The sugar concentration in a solution (e.g., in a urine specimen) can be measured conveniently by using the optical activity of sugar and other asymmetric molecules. In general, an optically active molecule, like sugar, will rotate the plane of polarization through an angle that is proportional to the thickness of the sample and to the concentration of the molecule. To measure the concentration of a given solution, a sample of known thickness is placed between two polarizing filters that are at right angles to each other, as shown in the figure. The intensity of light transmitted through the two filters can be compared with a calibration chart to determine the concentration.
(i) What percentage of the incident (unpolarized) light will pass through the first filter?
(ii) If no sample is present, what percentage of the initial light will pass through the second filter?
(iii) When a particular sample is placed between the two filters, the intensity of light emerging from the second filter is 40.0% of the incident intensity. Through what angle did the sample rotate the plane of polarization?
(iv) A second sample has half the sugar concentration of the first sample. Find the intensity of light emerging from the second filter in this case.
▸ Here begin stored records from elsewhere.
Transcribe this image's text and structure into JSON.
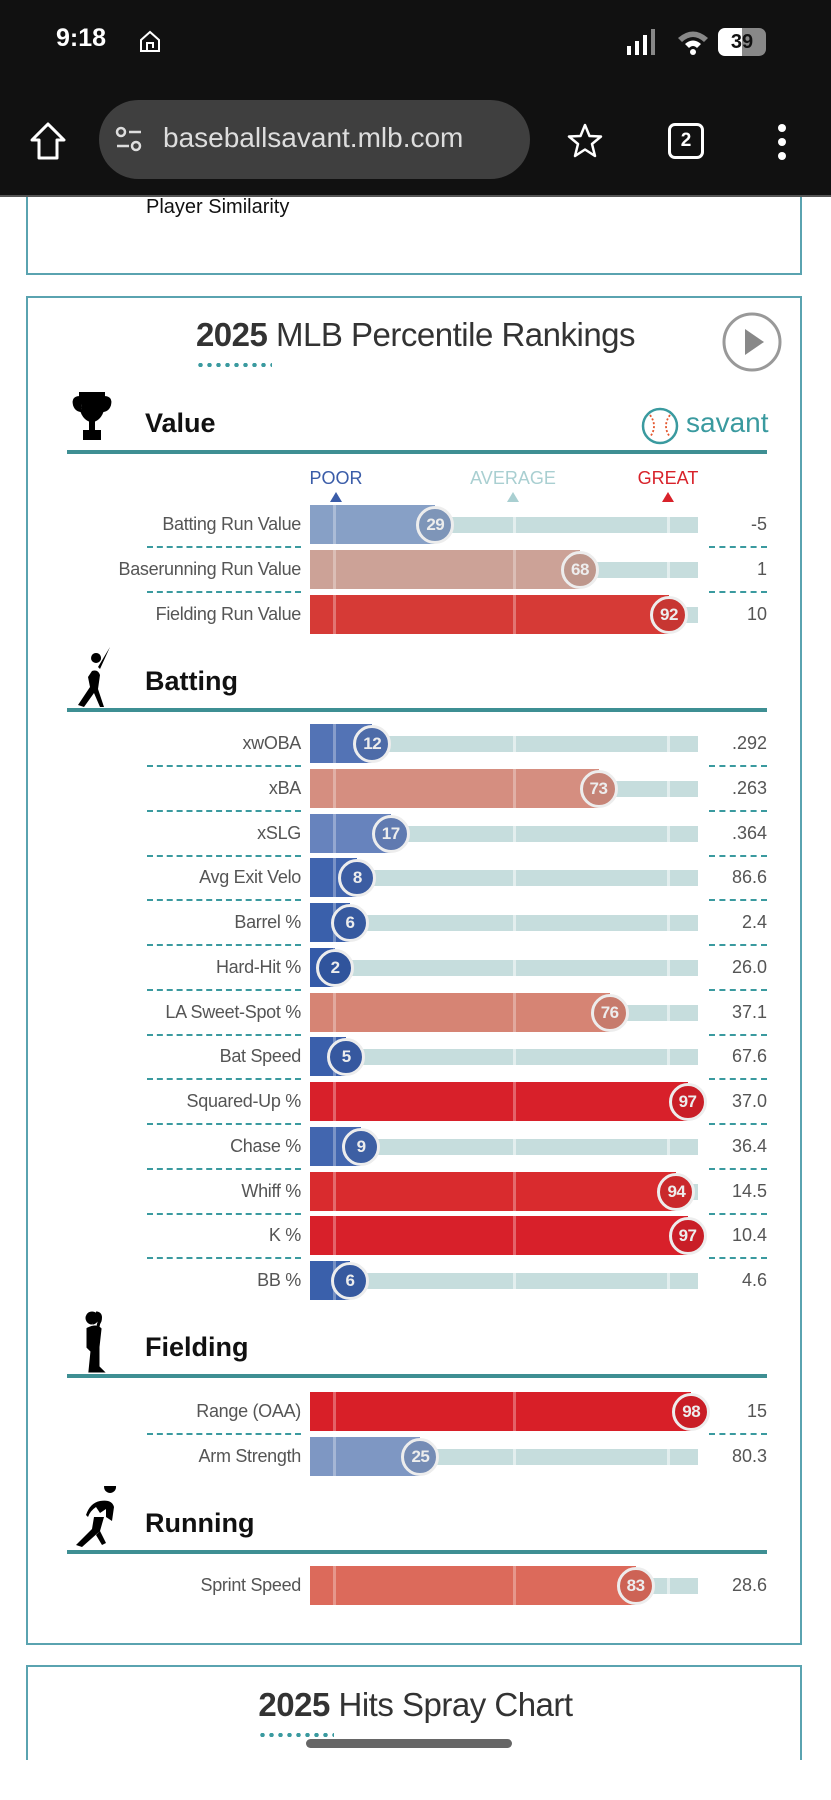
{
  "status_bar": {
    "time": "9:18",
    "battery": "39"
  },
  "browser": {
    "url": "baseballsavant.mlb.com",
    "tab_count": "2"
  },
  "previous_card": {
    "link": "Player Similarity"
  },
  "percentile_card": {
    "title_year": "2025",
    "title_rest": " MLB Percentile Rankings",
    "brand": "savant",
    "scale": {
      "poor": "POOR",
      "average": "AVERAGE",
      "great": "GREAT",
      "poor_color": "#3a5ca8",
      "average_color": "#a9cfd1",
      "great_color": "#d8222a"
    },
    "sections": [
      {
        "title": "Value",
        "icon": "trophy-icon",
        "rows": [
          {
            "label": "Batting Run Value",
            "percentile": 29,
            "value": "-5",
            "color": "#87a0c6"
          },
          {
            "label": "Baserunning Run Value",
            "percentile": 68,
            "value": "1",
            "color": "#cca297"
          },
          {
            "label": "Fielding Run Value",
            "percentile": 92,
            "value": "10",
            "color": "#d63a36"
          }
        ]
      },
      {
        "title": "Batting",
        "icon": "batter-icon",
        "rows": [
          {
            "label": "xwOBA",
            "percentile": 12,
            "value": ".292",
            "color": "#5373b5"
          },
          {
            "label": "xBA",
            "percentile": 73,
            "value": ".263",
            "color": "#d58e80"
          },
          {
            "label": "xSLG",
            "percentile": 17,
            "value": ".364",
            "color": "#6783bd"
          },
          {
            "label": "Avg Exit Velo",
            "percentile": 8,
            "value": "86.6",
            "color": "#4064ae"
          },
          {
            "label": "Barrel %",
            "percentile": 6,
            "value": "2.4",
            "color": "#3a60ab"
          },
          {
            "label": "Hard-Hit %",
            "percentile": 2,
            "value": "26.0",
            "color": "#345aa8"
          },
          {
            "label": "LA Sweet-Spot %",
            "percentile": 76,
            "value": "37.1",
            "color": "#d68474"
          },
          {
            "label": "Bat Speed",
            "percentile": 5,
            "value": "67.6",
            "color": "#3a5fab"
          },
          {
            "label": "Squared-Up %",
            "percentile": 97,
            "value": "37.0",
            "color": "#d8202a"
          },
          {
            "label": "Chase %",
            "percentile": 9,
            "value": "36.4",
            "color": "#4266af"
          },
          {
            "label": "Whiff %",
            "percentile": 94,
            "value": "14.5",
            "color": "#d92b2e"
          },
          {
            "label": "K %",
            "percentile": 97,
            "value": "10.4",
            "color": "#d8202a"
          },
          {
            "label": "BB %",
            "percentile": 6,
            "value": "4.6",
            "color": "#3a60ab"
          }
        ]
      },
      {
        "title": "Fielding",
        "icon": "fielder-icon",
        "rows": [
          {
            "label": "Range (OAA)",
            "percentile": 98,
            "value": "15",
            "color": "#d81f28"
          },
          {
            "label": "Arm Strength",
            "percentile": 25,
            "value": "80.3",
            "color": "#7e97c3"
          }
        ]
      },
      {
        "title": "Running",
        "icon": "runner-icon",
        "rows": [
          {
            "label": "Sprint Speed",
            "percentile": 83,
            "value": "28.6",
            "color": "#dc6a5b"
          }
        ]
      }
    ]
  },
  "next_card": {
    "title_year": "2025",
    "title_rest": " Hits Spray Chart"
  }
}
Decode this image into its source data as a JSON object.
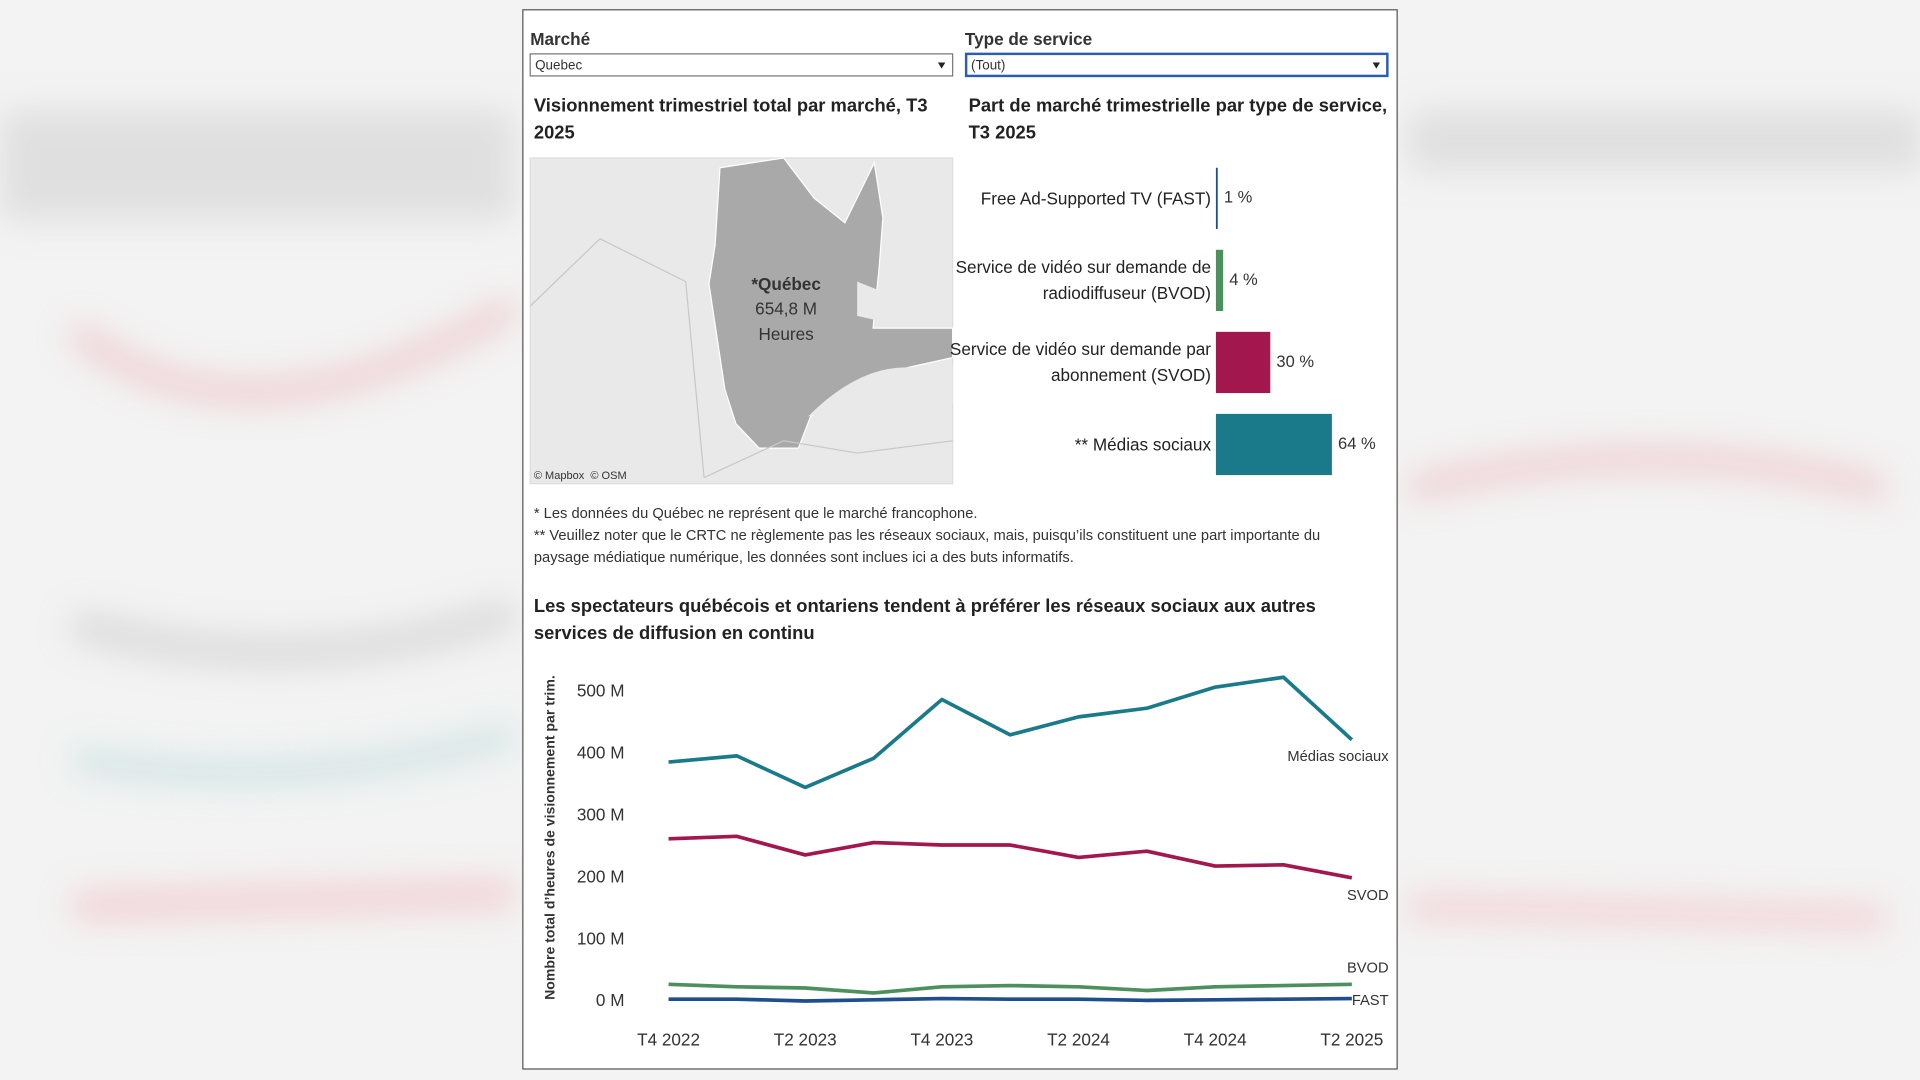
{
  "filters": [
    {
      "label": "Marché",
      "value": "Quebec"
    },
    {
      "label": "Type de service",
      "value": "(Tout)"
    }
  ],
  "map": {
    "title": "Visionnement trimestriel total par marché, T3 2025",
    "region": "*Québec",
    "amount": "654,8 M",
    "unit": "Heures",
    "attribution": "© Mapbox  © OSM"
  },
  "notes": [
    "* Les données du Québec ne représent que le marché francophone.",
    "** Veuillez noter que le CRTC ne règlemente pas les réseaux sociaux, mais, puisqu’ils constituent une part importante du paysage médiatique numérique, les données sont inclues ici a des buts informatifs."
  ],
  "chart_data": [
    {
      "type": "hbar",
      "title": "Part de marché trimestrielle par type de service, T3 2025",
      "categories": [
        "Free Ad-Supported TV (FAST)",
        "Service de vidéo sur demande de radiodiffuseur (BVOD)",
        "Service de vidéo sur demande par abonnement (SVOD)",
        "** Médias sociaux"
      ],
      "values": [
        1,
        4,
        30,
        64
      ],
      "value_labels": [
        "1 %",
        "4 %",
        "30 %",
        "64 %"
      ],
      "colors": [
        "#1f4e8c",
        "#4e8f5e",
        "#a3174f",
        "#1a7a8a"
      ]
    },
    {
      "type": "line",
      "title": "Les spectateurs québécois et ontariens tendent à préférer les réseaux sociaux aux autres services de diffusion en continu",
      "y_label": "Nombre total d’heures de visionnement par trim.",
      "categories": [
        "T4 2022",
        null,
        "T2 2023",
        null,
        "T4 2023",
        null,
        "T2 2024",
        null,
        "T4 2024",
        null,
        "T2 2025"
      ],
      "ylim": [
        0,
        540
      ],
      "yticks": [
        {
          "value": 0,
          "label": "0 M"
        },
        {
          "value": 100,
          "label": "100 M"
        },
        {
          "value": 200,
          "label": "200 M"
        },
        {
          "value": 300,
          "label": "300 M"
        },
        {
          "value": 400,
          "label": "400 M"
        },
        {
          "value": 500,
          "label": "500 M"
        }
      ],
      "series": [
        {
          "name": "Médias sociaux",
          "color": "#1a7a8a",
          "values": [
            387,
            397,
            346,
            393,
            488,
            431,
            460,
            474,
            508,
            524,
            423
          ]
        },
        {
          "name": "SVOD",
          "color": "#a3174f",
          "values": [
            263,
            267,
            237,
            257,
            253,
            253,
            233,
            243,
            219,
            221,
            200
          ]
        },
        {
          "name": "BVOD",
          "color": "#4e8f5e",
          "values": [
            28,
            24,
            22,
            14,
            24,
            26,
            24,
            18,
            24,
            26,
            28
          ]
        },
        {
          "name": "FAST",
          "color": "#1f4e8c",
          "values": [
            4,
            4,
            1,
            3,
            5,
            4,
            4,
            2,
            3,
            4,
            5
          ]
        }
      ]
    }
  ]
}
(i) To determine the percentage of incident (unpolarized) light that will pass through the first filter, we need to consider that the first filter is at right angles to the polarized light. This means that the first filter will block all of the light that is polarized in the same plane as the filter. Since the incident light is unpolarized, it is made up of equal components of light polarized in all possible planes. Therefore, when the unpolarized light passes through the first filter, only the component that is perpendicular to the filter's plane will be transmitted.
This means that the first filter will allow 50% of the incident (unpolarized) light to pass through, as it filters out the other 50% that is polarized in the same plane as the filter.
(ii) If no sample is present between the two filters, the light that passed through the first filter will be polarized in a plane perpendicular to the first filter. When this polarized light reaches the second filter, which is at right angles to the first filter, it will be stopped completely. This is because the second filter will block all light that is polarized in the plane perpendicular to its own plane. Therefore, if no sample is present, 0% of the initial light will pass through the second filter.
(iii) When a particular sample is placed between the two filters, and the intensity of light emerging from the second filter is 40.0% of the incident intensity, we can determine the angle through which the sample rotates the plane of polarization. The intensity of transmitted light is directly proportional to the concentration and the angle through which the plane of polarization is rotated.
Assuming a linear relationship, we can write the following equation:
Transmitted intensity = Incident intensity * concentration * cos(angle)
Given that the transmitted intensity is 40% of the incident intensity, we have:
0.4 = concentration * cos(angle)
To solve for the angle, we rearrange the equation:
cos(angle) = 0.4 / concentration
Finally, we take the inverse cosine (arccos) of both sides to find the angle:
angle = arccos(0.4 / concentration)
(iv) If a second sample has half the sugar concentration of the first sample, we can use the same equation as in part (iii) to determine the intensity of light emerging from the second filter in this case.
Assuming the angle of rotation remains the same for the second sample, we can find the intensity by substituting the new concentration (half of the original concentration) into the equation:
Transmitted intensity = Incident intensity * concentration * cos(angle)
For the second sample, the intensity of light emerging from the second filter is equal to:
Transmitted intensity (second sample) = Incident intensity * (0.5) * cos(angle)
Therefore, the intensity of light emerging from the second filter in this case will be half of the intensity for the first sample.